Notable film and media links--July 26, 2009

---Humphrey Bogart says "I can't think of the goddamn line."--great classic Hollywood bloopers (with a tip of the hat to Nathaniel R).

---A. O. Scott affectionately revisits Mad Max.

---As the old media declines, we can watch Rolling Stone shrink, the Sunday newspaper disappear, and the end of traditional advertising. This transition will get bloody. Daniel Lyons of Newsweek thinks that "good Web sites shouldn't be free." David Simon proposes that The New York Times and The Washington Post could work together to set up a "paywall business model." Sharon Waxman has noticed a consensus among the "leaders of the digital media industry":

"-- The world of content is beginning to be divided into two parts -- the broad, `commoditized' stuff that you can find anywhere (celebrity shots, the bloggerhead in his pajamas commenting on events) and premium content that people will pay for.

-- `You’re seeing the world split into a premium world, and a broader attentionally-monetized world,' said Miller.

-- People will tolerate ads to get quality content they want to watch for free. (Hulu!)
And it’s not killing subscription competitors, says Iger. `There was a fear that a cord cutting was going on…because they are getting everything online and didn’t need it anymore.' They didn’t. Now Disney is considering a website that would charge a subscription fee."

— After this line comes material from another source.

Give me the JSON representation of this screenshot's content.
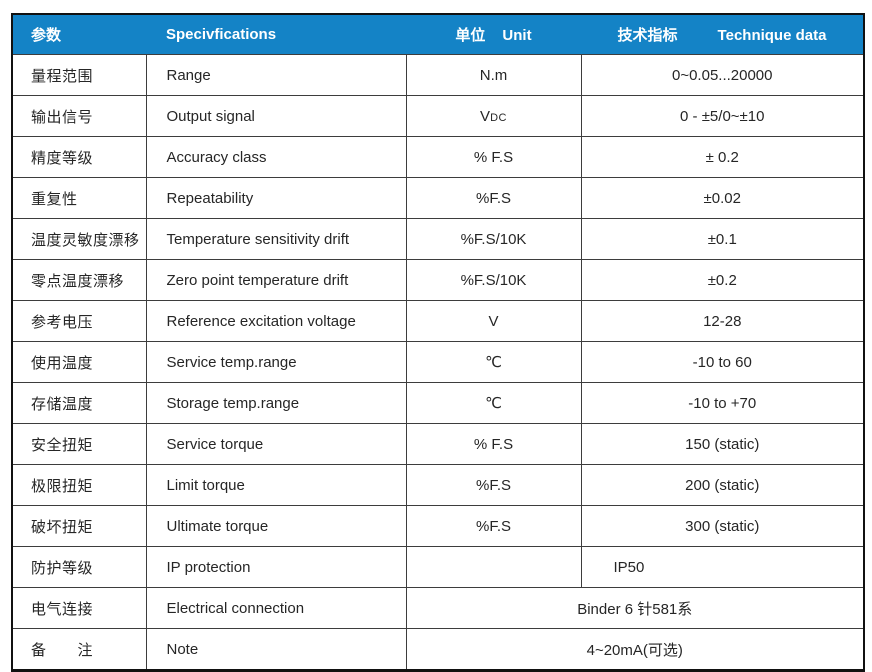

---For The New York Review of Books, Michael Massing analyzes the larger media picture:

"For all these problems, the Web is currently home to all kinds of intriguing experiments. YouTube recently introduced a Reporters' Center offering tips from established reporters on how to cover international news. The Huffington Post has set up an investigative fund to support journalistic research. The Boston-based GlobalPost has arranged with dozens of independent reporters around the world to find outlets for their work. Sites like Minn Post in Minneapolis and Voice of San Diego are testing whether metro reporting can be done on the Internet. Among the more notable recent developments are the sharply edited book section at The Daily Beast; the brisk video-debate unit Bloggingheads.tv; and the conservative blogging collective NewMajority.com, set up by David Frum after he broke with National Review.

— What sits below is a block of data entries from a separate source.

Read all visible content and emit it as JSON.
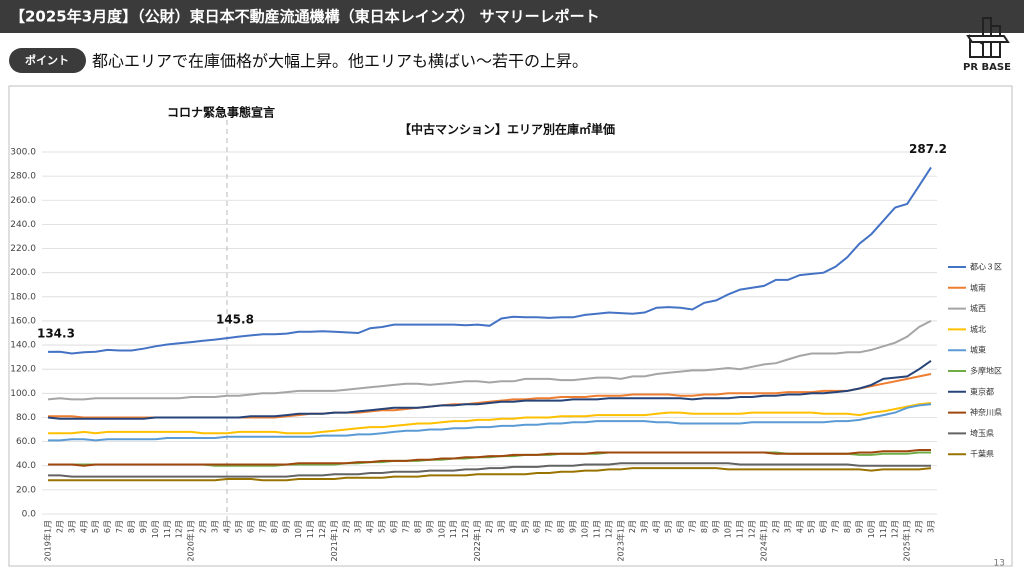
{
  "header": {
    "title": "【2025年3月度】（公財）東日本不動産流通機構（東日本レインズ） サマリーレポート",
    "logo": "PR BASE"
  },
  "point": {
    "badge": "ポイント",
    "text": "都心エリアで在庫価格が大幅上昇。他エリアも横ばい～若干の上昇。"
  },
  "page_number": "13",
  "chart_data": {
    "type": "line",
    "title": "【中古マンション】エリア別在庫㎡単価",
    "event": {
      "label": "コロナ緊急事態宣言",
      "x_index": 15
    },
    "labeled_points": [
      0,
      15,
      74
    ],
    "categories": [
      "2019年1月",
      "2月",
      "3月",
      "4月",
      "5月",
      "6月",
      "7月",
      "8月",
      "9月",
      "10月",
      "11月",
      "12月",
      "2020年1月",
      "2月",
      "3月",
      "4月",
      "5月",
      "6月",
      "7月",
      "8月",
      "9月",
      "10月",
      "11月",
      "12月",
      "2021年1月",
      "2月",
      "3月",
      "4月",
      "5月",
      "6月",
      "7月",
      "8月",
      "9月",
      "10月",
      "11月",
      "12月",
      "2022年1月",
      "2月",
      "3月",
      "4月",
      "5月",
      "6月",
      "7月",
      "8月",
      "9月",
      "10月",
      "11月",
      "12月",
      "2023年1月",
      "2月",
      "3月",
      "4月",
      "5月",
      "6月",
      "7月",
      "8月",
      "9月",
      "10月",
      "11月",
      "12月",
      "2024年1月",
      "2月",
      "3月",
      "4月",
      "5月",
      "6月",
      "7月",
      "8月",
      "9月",
      "10月",
      "11月",
      "12月",
      "2025年1月",
      "2月",
      "3月"
    ],
    "ylim": [
      0,
      300
    ],
    "yticks": [
      {
        "value": 0,
        "label": "0.0"
      },
      {
        "value": 20,
        "label": "20.0"
      },
      {
        "value": 40,
        "label": "40.0"
      },
      {
        "value": 60,
        "label": "60.0"
      },
      {
        "value": 80,
        "label": "80.0"
      },
      {
        "value": 100,
        "label": "100.0"
      },
      {
        "value": 120,
        "label": "120.0"
      },
      {
        "value": 140,
        "label": "140.0"
      },
      {
        "value": 160,
        "label": "160.0"
      },
      {
        "value": 180,
        "label": "180.0"
      },
      {
        "value": 200,
        "label": "200.0"
      },
      {
        "value": 220,
        "label": "220.0"
      },
      {
        "value": 240,
        "label": "240.0"
      },
      {
        "value": 260,
        "label": "260.0"
      },
      {
        "value": 280,
        "label": "280.0"
      },
      {
        "value": 300,
        "label": "300.0"
      }
    ],
    "grid": true,
    "legend": "right",
    "series": [
      {
        "name": "都心３区",
        "color": "#4472c4",
        "values": [
          134.3,
          134.5,
          133,
          134,
          134.5,
          136,
          135.5,
          135.5,
          137,
          139,
          140.5,
          141.5,
          142.5,
          143.5,
          144.5,
          145.8,
          147,
          148,
          149,
          149,
          149.5,
          151,
          151,
          151.5,
          151,
          150.5,
          150,
          154,
          155,
          157,
          157,
          157,
          157,
          157,
          157,
          156.5,
          157,
          156,
          162,
          163.5,
          163,
          163,
          162.5,
          163,
          163,
          165,
          166,
          167,
          166.5,
          166,
          167,
          171,
          171.5,
          171,
          169.5,
          175,
          177,
          182,
          186,
          187.5,
          189,
          194,
          194,
          198,
          199,
          200,
          205,
          213,
          224,
          232,
          243,
          254,
          257,
          272,
          287.2
        ]
      },
      {
        "name": "城南",
        "color": "#ed7d31",
        "values": [
          81,
          81,
          81,
          80,
          80,
          80,
          80,
          80,
          80,
          80,
          80,
          80,
          80,
          80,
          80,
          80,
          80,
          80,
          80,
          80,
          81,
          82,
          83,
          83,
          84,
          84,
          84,
          85,
          86,
          86,
          87,
          88,
          89,
          90,
          91,
          91,
          92,
          93,
          94,
          95,
          95,
          96,
          96,
          97,
          97,
          97,
          98,
          98,
          98,
          99,
          99,
          99,
          99,
          98,
          98,
          99,
          99,
          100,
          100,
          100,
          100,
          100,
          101,
          101,
          101,
          102,
          102,
          102,
          104,
          106,
          108,
          110,
          112,
          114,
          116
        ]
      },
      {
        "name": "城西",
        "color": "#a5a5a5",
        "values": [
          95,
          96,
          95,
          95,
          96,
          96,
          96,
          96,
          96,
          96,
          96,
          96,
          97,
          97,
          97,
          98,
          98,
          99,
          100,
          100,
          101,
          102,
          102,
          102,
          102,
          103,
          104,
          105,
          106,
          107,
          108,
          108,
          107,
          108,
          109,
          110,
          110,
          109,
          110,
          110,
          112,
          112,
          112,
          111,
          111,
          112,
          113,
          113,
          112,
          114,
          114,
          116,
          117,
          118,
          119,
          119,
          120,
          121,
          120,
          122,
          124,
          125,
          128,
          131,
          133,
          133,
          133,
          134,
          134,
          136,
          139,
          142,
          147,
          155,
          160
        ]
      },
      {
        "name": "城北",
        "color": "#ffc000",
        "values": [
          67,
          67,
          67,
          68,
          67,
          68,
          68,
          68,
          68,
          68,
          68,
          68,
          68,
          67,
          67,
          67,
          68,
          68,
          68,
          68,
          67,
          67,
          67,
          68,
          69,
          70,
          71,
          72,
          72,
          73,
          74,
          75,
          75,
          76,
          77,
          77,
          78,
          78,
          79,
          79,
          80,
          80,
          80,
          81,
          81,
          81,
          82,
          82,
          82,
          82,
          82,
          83,
          84,
          84,
          83,
          83,
          83,
          83,
          83,
          84,
          84,
          84,
          84,
          84,
          84,
          83,
          83,
          83,
          82,
          84,
          85,
          87,
          89,
          91,
          92
        ]
      },
      {
        "name": "城東",
        "color": "#5b9bd5",
        "values": [
          61,
          61,
          62,
          62,
          61,
          62,
          62,
          62,
          62,
          62,
          63,
          63,
          63,
          63,
          63,
          64,
          64,
          64,
          64,
          64,
          64,
          64,
          64,
          65,
          65,
          65,
          66,
          66,
          67,
          68,
          69,
          69,
          70,
          70,
          71,
          71,
          72,
          72,
          73,
          73,
          74,
          74,
          75,
          75,
          76,
          76,
          77,
          77,
          77,
          77,
          77,
          76,
          76,
          75,
          75,
          75,
          75,
          75,
          75,
          76,
          76,
          76,
          76,
          76,
          76,
          76,
          77,
          77,
          78,
          80,
          82,
          84,
          88,
          90,
          91
        ]
      },
      {
        "name": "多摩地区",
        "color": "#70ad47",
        "values": [
          41,
          41,
          41,
          41,
          41,
          41,
          41,
          41,
          41,
          41,
          41,
          41,
          41,
          41,
          40,
          40,
          40,
          40,
          40,
          40,
          41,
          41,
          41,
          41,
          41,
          42,
          42,
          43,
          43,
          44,
          44,
          44,
          45,
          45,
          46,
          46,
          47,
          47,
          48,
          48,
          49,
          49,
          49,
          50,
          50,
          50,
          50,
          51,
          51,
          51,
          51,
          51,
          51,
          51,
          51,
          51,
          51,
          51,
          51,
          51,
          51,
          51,
          50,
          50,
          50,
          50,
          50,
          50,
          49,
          49,
          50,
          50,
          50,
          51,
          51
        ]
      },
      {
        "name": "東京都",
        "color": "#264478",
        "values": [
          80,
          79,
          79,
          79,
          79,
          79,
          79,
          79,
          79,
          80,
          80,
          80,
          80,
          80,
          80,
          80,
          80,
          81,
          81,
          81,
          82,
          83,
          83,
          83,
          84,
          84,
          85,
          86,
          87,
          88,
          88,
          88,
          89,
          90,
          90,
          91,
          91,
          92,
          93,
          93,
          94,
          94,
          94,
          94,
          95,
          95,
          95,
          96,
          96,
          96,
          96,
          96,
          96,
          96,
          95,
          96,
          96,
          96,
          97,
          97,
          98,
          98,
          99,
          99,
          100,
          100,
          101,
          102,
          104,
          107,
          112,
          113,
          114,
          120,
          127
        ]
      },
      {
        "name": "神奈川県",
        "color": "#9e480e",
        "values": [
          41,
          41,
          41,
          40,
          41,
          41,
          41,
          41,
          41,
          41,
          41,
          41,
          41,
          41,
          41,
          41,
          41,
          41,
          41,
          41,
          41,
          42,
          42,
          42,
          42,
          42,
          43,
          43,
          44,
          44,
          44,
          45,
          45,
          46,
          46,
          47,
          47,
          48,
          48,
          49,
          49,
          49,
          50,
          50,
          50,
          50,
          51,
          51,
          51,
          51,
          51,
          51,
          51,
          51,
          51,
          51,
          51,
          51,
          51,
          51,
          51,
          50,
          50,
          50,
          50,
          50,
          50,
          50,
          51,
          51,
          52,
          52,
          52,
          53,
          53
        ]
      },
      {
        "name": "埼玉県",
        "color": "#636363",
        "values": [
          32,
          32,
          31,
          31,
          31,
          31,
          31,
          31,
          31,
          31,
          31,
          31,
          31,
          31,
          31,
          31,
          31,
          31,
          31,
          31,
          31,
          32,
          32,
          32,
          33,
          33,
          33,
          34,
          34,
          35,
          35,
          35,
          36,
          36,
          36,
          37,
          37,
          38,
          38,
          39,
          39,
          39,
          40,
          40,
          40,
          41,
          41,
          41,
          42,
          42,
          42,
          42,
          42,
          42,
          42,
          42,
          42,
          42,
          41,
          41,
          41,
          41,
          41,
          41,
          41,
          41,
          41,
          41,
          40,
          40,
          40,
          40,
          40,
          40,
          40
        ]
      },
      {
        "name": "千葉県",
        "color": "#997300",
        "values": [
          28,
          28,
          28,
          28,
          28,
          28,
          28,
          28,
          28,
          28,
          28,
          28,
          28,
          28,
          28,
          29,
          29,
          29,
          28,
          28,
          28,
          29,
          29,
          29,
          29,
          30,
          30,
          30,
          30,
          31,
          31,
          31,
          32,
          32,
          32,
          32,
          33,
          33,
          33,
          33,
          33,
          34,
          34,
          35,
          35,
          36,
          36,
          37,
          37,
          38,
          38,
          38,
          38,
          38,
          38,
          38,
          38,
          37,
          37,
          37,
          37,
          37,
          37,
          37,
          37,
          37,
          37,
          37,
          37,
          36,
          37,
          37,
          37,
          37,
          38
        ]
      }
    ]
  }
}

Taken together, such initiatives suggest a fundamental change taking place in the world of news. As the Pew Project for Journalistic Excellence put it in its 2009 "State of the News Media" report:

Power is shifting to the individual journalist and away, by degrees, from journalistic institutions.... Through search, e-mail, blogs, social media and more, consumers are gravitating to the work of individual writers and voices, and away somewhat from institutional brand. Journalists who have left legacy news organizations are attracting funding to create their own websites.... Experiments like GlobalPost are testing whether individual journalists can become independent contractors offering reporting to various sites, in much the way photographers have operated for years at magazines.

In a much-circulated essay, Clay Shirky, an Internet consultant and professor at NYU's Interactive Telecommunications Program, compares the current turbulence in the news business to the disorder brought about by the invention of the printing press, when old forms of transmitting information were breaking down and new ones had yet to cohere—a transition accompanied by much confusion and uncertainty. The historical analogy can be taken a step further: just as the advent of printing helped break the medieval Church's hold on the flow of information, so is the rise of the Internet loosening the grip of the corporate-owned mass media. A profound if unsettling process of decentralization and democratization is taking place.

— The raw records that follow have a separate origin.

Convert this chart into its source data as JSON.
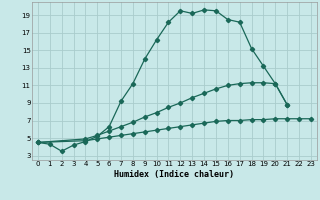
{
  "xlabel": "Humidex (Indice chaleur)",
  "bg_color": "#c8e8e8",
  "grid_color": "#aacccc",
  "line_color": "#1a6858",
  "xlim": [
    -0.5,
    23.5
  ],
  "ylim": [
    2.5,
    20.5
  ],
  "xticks": [
    0,
    1,
    2,
    3,
    4,
    5,
    6,
    7,
    8,
    9,
    10,
    11,
    12,
    13,
    14,
    15,
    16,
    17,
    18,
    19,
    20,
    21,
    22,
    23
  ],
  "yticks": [
    3,
    5,
    7,
    9,
    11,
    13,
    15,
    17,
    19
  ],
  "curve1_x": [
    0,
    1,
    2,
    3,
    4,
    5,
    6,
    7,
    8,
    9,
    10,
    11,
    12,
    13,
    14,
    15,
    16,
    17,
    18,
    19,
    20,
    21
  ],
  "curve1_y": [
    4.5,
    4.3,
    3.5,
    4.2,
    4.6,
    5.2,
    6.3,
    9.2,
    11.2,
    14.0,
    16.2,
    18.2,
    19.5,
    19.2,
    19.6,
    19.5,
    18.5,
    18.2,
    15.2,
    13.2,
    11.2,
    8.8
  ],
  "curve2_x": [
    0,
    4,
    5,
    6,
    7,
    8,
    9,
    10,
    11,
    12,
    13,
    14,
    15,
    16,
    17,
    18,
    19,
    20,
    21
  ],
  "curve2_y": [
    4.5,
    4.9,
    5.3,
    5.8,
    6.3,
    6.8,
    7.4,
    7.9,
    8.5,
    9.0,
    9.6,
    10.1,
    10.6,
    11.0,
    11.2,
    11.3,
    11.3,
    11.2,
    8.8
  ],
  "curve3_x": [
    0,
    4,
    5,
    6,
    7,
    8,
    9,
    10,
    11,
    12,
    13,
    14,
    15,
    16,
    17,
    18,
    19,
    20,
    21,
    22,
    23
  ],
  "curve3_y": [
    4.5,
    4.7,
    4.9,
    5.1,
    5.3,
    5.5,
    5.7,
    5.9,
    6.1,
    6.3,
    6.5,
    6.7,
    6.9,
    7.0,
    7.0,
    7.1,
    7.1,
    7.2,
    7.2,
    7.2,
    7.2
  ]
}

Needless to say, traditional news organizations continue to play a critical part in keeping the public informed. But can they adapt to the rapidly changing news environment? And who is going to pay for quality news and information in the future?"

---Meanwhile, Matt Bors takes on the future of news, and David Horsey notes how "The Daily Planet is being sold to Lex Luthor."

---A study finds that "Americans watch screens 8.5 hours a day."

---Scott Rosenberg considers the "fad" of blogging.

---In The Book of Eli trailer, Denzel Washington looks mysterious even though we know he is Denzel Washington.

---Andrew Sullivan shares an artful music video by Monogrenade.

---Lastly, The Morning News compiles their favorite crappy movies.